Estimation and Analysis of Factors Affecting Diabetes Using Full and Stepwise Logistic Regression Models: A Comparative Study
Abstract
This study aims to evaluate the performance of a predictive model of diabetes using a classification table; a complete logistic regression model (8 variables) and a graduated logistic regression model (5 variables) were studied. The performance of the two models was analyzed using various metrics including weighting logarithm, determination coefficients (Nagelkerke and Cox & Snell), Hosmer and Lemeshow test, Omnibus test, and rating accuracy. The results showed a slight superiority of the complete model in the overall classification accuracy (78.3% versus 77.5% for the graduated model). The full model also outperformed the following: Data relevance: Lower weighting logarithm (723.445 vs. 728.560). Explanatory power: higher determination coefficients (0.408 and 0.296 vs. 0.402 and 0.292). Statistical significance: Chi-square value is higher in the Omnibus test (270.039 vs. 264.924). While the graduated model showed slight superiority in the Hosmer and Lemeshow test (higher p-value: 0.421 vs. 0.403), this did not compensate for the full model's models, but lower sensitivity, which means it is difficult to identify the actual infected.
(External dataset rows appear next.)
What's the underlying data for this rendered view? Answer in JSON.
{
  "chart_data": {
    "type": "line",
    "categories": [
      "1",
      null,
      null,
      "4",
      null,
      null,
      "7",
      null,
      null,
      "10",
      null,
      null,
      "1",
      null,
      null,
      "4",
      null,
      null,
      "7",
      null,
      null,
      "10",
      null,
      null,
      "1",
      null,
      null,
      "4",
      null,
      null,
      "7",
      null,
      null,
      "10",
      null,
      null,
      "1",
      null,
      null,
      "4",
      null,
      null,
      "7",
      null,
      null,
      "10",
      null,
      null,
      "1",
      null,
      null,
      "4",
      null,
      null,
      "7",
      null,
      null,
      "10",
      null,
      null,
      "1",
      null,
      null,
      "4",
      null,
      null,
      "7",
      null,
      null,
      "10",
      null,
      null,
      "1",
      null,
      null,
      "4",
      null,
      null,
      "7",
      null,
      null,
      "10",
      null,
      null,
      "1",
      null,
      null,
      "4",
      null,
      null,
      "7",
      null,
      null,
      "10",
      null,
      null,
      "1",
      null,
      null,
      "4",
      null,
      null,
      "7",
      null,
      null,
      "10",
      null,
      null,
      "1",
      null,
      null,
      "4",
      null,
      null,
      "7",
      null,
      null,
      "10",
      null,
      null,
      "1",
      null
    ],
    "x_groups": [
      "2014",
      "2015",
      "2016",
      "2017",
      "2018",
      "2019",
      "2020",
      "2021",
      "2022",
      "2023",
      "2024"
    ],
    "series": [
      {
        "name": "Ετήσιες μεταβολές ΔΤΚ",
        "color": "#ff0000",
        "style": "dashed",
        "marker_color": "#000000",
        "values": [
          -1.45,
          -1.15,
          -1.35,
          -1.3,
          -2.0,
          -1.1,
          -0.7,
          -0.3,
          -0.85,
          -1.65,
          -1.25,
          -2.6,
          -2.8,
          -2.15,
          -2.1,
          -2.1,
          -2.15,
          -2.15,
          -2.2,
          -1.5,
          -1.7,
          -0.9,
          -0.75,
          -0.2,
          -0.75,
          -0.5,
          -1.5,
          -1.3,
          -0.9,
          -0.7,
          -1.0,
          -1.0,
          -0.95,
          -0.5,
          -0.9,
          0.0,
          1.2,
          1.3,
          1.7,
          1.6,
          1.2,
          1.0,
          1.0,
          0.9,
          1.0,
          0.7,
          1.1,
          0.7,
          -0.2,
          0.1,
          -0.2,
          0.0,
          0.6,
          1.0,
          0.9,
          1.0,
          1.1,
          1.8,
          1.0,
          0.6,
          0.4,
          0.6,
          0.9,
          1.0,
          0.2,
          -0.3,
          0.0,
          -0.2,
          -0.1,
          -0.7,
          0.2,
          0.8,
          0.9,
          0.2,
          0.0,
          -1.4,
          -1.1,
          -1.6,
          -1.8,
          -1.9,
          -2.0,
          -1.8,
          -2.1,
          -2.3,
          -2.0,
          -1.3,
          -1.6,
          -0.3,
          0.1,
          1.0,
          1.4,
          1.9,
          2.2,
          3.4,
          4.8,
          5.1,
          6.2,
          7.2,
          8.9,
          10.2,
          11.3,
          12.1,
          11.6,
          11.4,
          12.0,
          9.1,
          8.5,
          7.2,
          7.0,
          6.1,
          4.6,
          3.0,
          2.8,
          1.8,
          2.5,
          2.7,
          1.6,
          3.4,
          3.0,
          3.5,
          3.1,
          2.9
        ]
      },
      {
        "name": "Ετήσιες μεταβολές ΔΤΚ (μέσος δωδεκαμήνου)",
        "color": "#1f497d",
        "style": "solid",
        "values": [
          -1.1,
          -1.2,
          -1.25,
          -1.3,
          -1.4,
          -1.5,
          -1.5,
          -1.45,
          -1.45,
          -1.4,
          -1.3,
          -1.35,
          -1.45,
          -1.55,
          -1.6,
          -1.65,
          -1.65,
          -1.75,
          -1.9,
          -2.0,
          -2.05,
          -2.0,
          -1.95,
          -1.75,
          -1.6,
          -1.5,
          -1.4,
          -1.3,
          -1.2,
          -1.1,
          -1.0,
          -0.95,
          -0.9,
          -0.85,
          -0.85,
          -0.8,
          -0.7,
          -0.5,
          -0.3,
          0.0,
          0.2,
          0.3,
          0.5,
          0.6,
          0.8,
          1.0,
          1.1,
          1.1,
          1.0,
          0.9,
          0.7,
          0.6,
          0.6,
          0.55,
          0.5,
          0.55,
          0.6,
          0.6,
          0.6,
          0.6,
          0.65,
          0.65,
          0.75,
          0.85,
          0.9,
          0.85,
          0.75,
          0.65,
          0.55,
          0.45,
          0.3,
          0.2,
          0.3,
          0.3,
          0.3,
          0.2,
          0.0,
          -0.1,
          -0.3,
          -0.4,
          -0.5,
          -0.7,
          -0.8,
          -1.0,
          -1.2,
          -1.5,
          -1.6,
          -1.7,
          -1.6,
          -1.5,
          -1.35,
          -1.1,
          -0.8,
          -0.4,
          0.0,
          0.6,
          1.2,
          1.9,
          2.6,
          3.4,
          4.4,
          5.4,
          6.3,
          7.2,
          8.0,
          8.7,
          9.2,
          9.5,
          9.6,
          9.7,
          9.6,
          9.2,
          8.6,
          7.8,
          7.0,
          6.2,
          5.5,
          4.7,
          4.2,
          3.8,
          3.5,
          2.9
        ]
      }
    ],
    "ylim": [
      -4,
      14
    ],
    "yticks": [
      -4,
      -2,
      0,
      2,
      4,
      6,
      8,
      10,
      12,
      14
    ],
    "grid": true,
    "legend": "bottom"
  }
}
The study concluded that the complete model is generally better, emphasizing the importance of including all possible variables. However, both models still need to be improved, especially in sensitivity, by collecting additional data or using sophisticated modeling techniques. The study also recommends the use of additional assessment measures such as precision and the F1 coefficient for a more comprehensive assessment. In short, the complete model offers better performance, but it needs improvements, especially in identifying actual casualties to reduce negative errors and ensure accurate diagnosis.